Seafood demand to double by 2050
One of the papers highlights the massive projected growth in demand for aquatic foods, nearly double that of today’s, driven primarily by markets in Asia and Africa. But the need for increased consumption of seafood is a global one, as one of the other reports conclude blue foods rank higher than terrestrial animal-source foods in terms of both nutritional benefits and potential for sustainability gains.
“It is a massive challenge and literally presents an ocean of opportunities, but a task which also comes with great responsibility. We must continue to evolve sustainable aquaculture practises, promote responsible and well-managed wild-catch fisheries, and ensure that consumers can make conscious and well-informed decisions about the food on their plates,” says Larsen.
Norwegian industry has a responsibility to lead the way
Larsen heads up the largest generic marketing organisation for seafood, the Norwegian Seafood Council, representing the Norwegian seafood industry and origin label Seafood from Norway.
“For Norway as a leading seafood nation, we recognise the great responsibility we have to continue to evolve our sustainable seafood industry. Our aquaculture and fisheries industries are characterised by continuous development, always seeking to find better solutions, not only to increase production, but also to operate more sustainably.”
For three years in a row, Norwegian salmon farming companies have topped the rankings of the world’s most sustainable protein producers, the Coller FAIRR Protein Index. Read more.
“Our regulatory system also nurtures innovation and thus our aquaculture industry is at the forefront of sustainable technological advances, something which again benefits the aquaculture industries far beyond the Norwegian waters through knowledge sharing and best practise,” Larsen says.
Promoting blue foods
The reports provide a sound scientific foundation for the argument for seafood as a vital part of the future food debate, but Larsen points out that a blue foods revolution will require more than just producing more sustainable seafood.
“It is not just about production, these reports also highlight the importance of revising dietary guidelines, promote healthy eating and create policies incentivising sustainable consumption as well as production,” Larsen points out.

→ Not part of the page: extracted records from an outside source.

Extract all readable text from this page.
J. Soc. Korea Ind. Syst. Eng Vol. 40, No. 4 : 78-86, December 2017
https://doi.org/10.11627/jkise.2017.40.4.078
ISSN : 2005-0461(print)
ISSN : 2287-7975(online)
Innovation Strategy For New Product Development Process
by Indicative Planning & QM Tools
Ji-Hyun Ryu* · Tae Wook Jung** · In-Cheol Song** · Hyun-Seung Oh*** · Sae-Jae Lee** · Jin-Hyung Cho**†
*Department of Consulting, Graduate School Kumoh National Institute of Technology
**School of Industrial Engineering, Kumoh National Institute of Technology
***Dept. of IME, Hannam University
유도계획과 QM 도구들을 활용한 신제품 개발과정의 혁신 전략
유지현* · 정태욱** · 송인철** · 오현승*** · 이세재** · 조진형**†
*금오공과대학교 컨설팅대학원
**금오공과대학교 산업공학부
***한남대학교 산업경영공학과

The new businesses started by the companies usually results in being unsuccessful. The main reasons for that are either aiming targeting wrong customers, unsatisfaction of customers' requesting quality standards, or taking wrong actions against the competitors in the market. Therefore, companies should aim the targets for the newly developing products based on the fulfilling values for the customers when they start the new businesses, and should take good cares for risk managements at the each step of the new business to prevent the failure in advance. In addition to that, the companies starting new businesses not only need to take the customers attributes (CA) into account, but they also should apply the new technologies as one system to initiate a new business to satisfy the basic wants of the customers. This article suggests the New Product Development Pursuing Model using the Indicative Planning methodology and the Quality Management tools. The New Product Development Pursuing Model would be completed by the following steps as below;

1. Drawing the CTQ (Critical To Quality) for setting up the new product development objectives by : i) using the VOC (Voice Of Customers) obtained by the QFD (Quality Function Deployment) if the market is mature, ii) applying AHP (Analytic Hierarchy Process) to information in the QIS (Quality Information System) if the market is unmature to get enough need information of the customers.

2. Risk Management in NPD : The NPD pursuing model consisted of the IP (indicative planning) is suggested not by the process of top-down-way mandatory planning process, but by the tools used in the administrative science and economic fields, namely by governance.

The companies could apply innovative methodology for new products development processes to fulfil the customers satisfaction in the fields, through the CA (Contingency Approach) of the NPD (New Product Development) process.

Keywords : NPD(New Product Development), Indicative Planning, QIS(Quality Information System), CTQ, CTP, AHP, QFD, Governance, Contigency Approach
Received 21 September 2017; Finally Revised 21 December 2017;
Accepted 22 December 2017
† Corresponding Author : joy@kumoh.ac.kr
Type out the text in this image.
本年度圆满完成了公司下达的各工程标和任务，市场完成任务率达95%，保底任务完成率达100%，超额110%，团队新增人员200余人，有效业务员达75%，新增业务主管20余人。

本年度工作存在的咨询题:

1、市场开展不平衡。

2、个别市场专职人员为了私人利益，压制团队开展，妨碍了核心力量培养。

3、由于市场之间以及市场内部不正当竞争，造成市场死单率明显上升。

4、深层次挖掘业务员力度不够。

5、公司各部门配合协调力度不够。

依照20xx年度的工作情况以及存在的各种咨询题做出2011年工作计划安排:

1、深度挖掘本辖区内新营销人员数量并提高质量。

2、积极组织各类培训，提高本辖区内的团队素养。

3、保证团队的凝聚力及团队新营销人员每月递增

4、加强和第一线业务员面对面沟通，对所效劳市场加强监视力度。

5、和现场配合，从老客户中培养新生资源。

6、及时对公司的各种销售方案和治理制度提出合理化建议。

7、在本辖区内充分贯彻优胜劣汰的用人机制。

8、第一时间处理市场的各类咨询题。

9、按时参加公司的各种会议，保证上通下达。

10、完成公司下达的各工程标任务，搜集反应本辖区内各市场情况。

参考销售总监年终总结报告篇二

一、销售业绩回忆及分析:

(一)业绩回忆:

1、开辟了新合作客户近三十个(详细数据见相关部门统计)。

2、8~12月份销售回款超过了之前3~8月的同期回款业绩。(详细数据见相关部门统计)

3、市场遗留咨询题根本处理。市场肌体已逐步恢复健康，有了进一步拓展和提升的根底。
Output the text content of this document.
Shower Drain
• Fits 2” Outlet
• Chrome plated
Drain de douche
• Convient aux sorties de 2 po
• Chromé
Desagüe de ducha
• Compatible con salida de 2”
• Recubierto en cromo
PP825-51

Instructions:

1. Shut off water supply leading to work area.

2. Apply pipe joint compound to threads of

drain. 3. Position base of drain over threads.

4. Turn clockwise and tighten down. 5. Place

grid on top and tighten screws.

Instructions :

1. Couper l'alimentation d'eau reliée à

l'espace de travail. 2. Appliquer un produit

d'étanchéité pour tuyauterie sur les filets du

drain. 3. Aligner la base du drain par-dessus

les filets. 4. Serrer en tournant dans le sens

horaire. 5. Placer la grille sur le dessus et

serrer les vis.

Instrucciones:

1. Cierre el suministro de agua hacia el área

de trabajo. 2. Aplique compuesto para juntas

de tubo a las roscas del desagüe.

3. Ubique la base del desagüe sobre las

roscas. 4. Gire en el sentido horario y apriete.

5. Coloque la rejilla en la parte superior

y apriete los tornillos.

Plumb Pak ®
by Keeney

In the wake of this autumn’s UN Food Systems Summit and the Blue Foods Assessment, Larsen would like to see more progressive policies and visible efforts to promote sustainable seafood consumption.
“It has been frustrating how the dietary battle-lines up until have been very much drawn between meat and plants, leaving the immense potential of the oceans largely overlooked. To succeed in this vital shift towards more sustainable, bluer diets we need action throughout the value-chain, from government to producers and retailers and all the way to the consumer,” Larsen says, promising her own organisation will continue to push the sustainable seafood agenda.
Report findings at a glance
- If the world is to build food systems that are good for people and the planet, for today and tomorrow, it needs to take advantage of the multitude of possibilities in the water.
- Fisheries and aquaculture can plan a greater role in delivering healthy diets and more sustainable, equitable and resilient food systems around the world
- There is still significant room for expansion in the production of blue foods, and we are only scratching the surface of how sustainable this can be.
- Global demand for aquatic foods set to nearly double by 2050
- Increase in demand will be largely met by increase in aquaculturerather than capture fisheries.
- Seafood was found to rank more highly than terrestrial animal-source foods in terms of their nutritional benefits and potential for sustainability gains.
- The sustainability of blue food consumption will depend critically on which types of fish are eaten and where they are produced.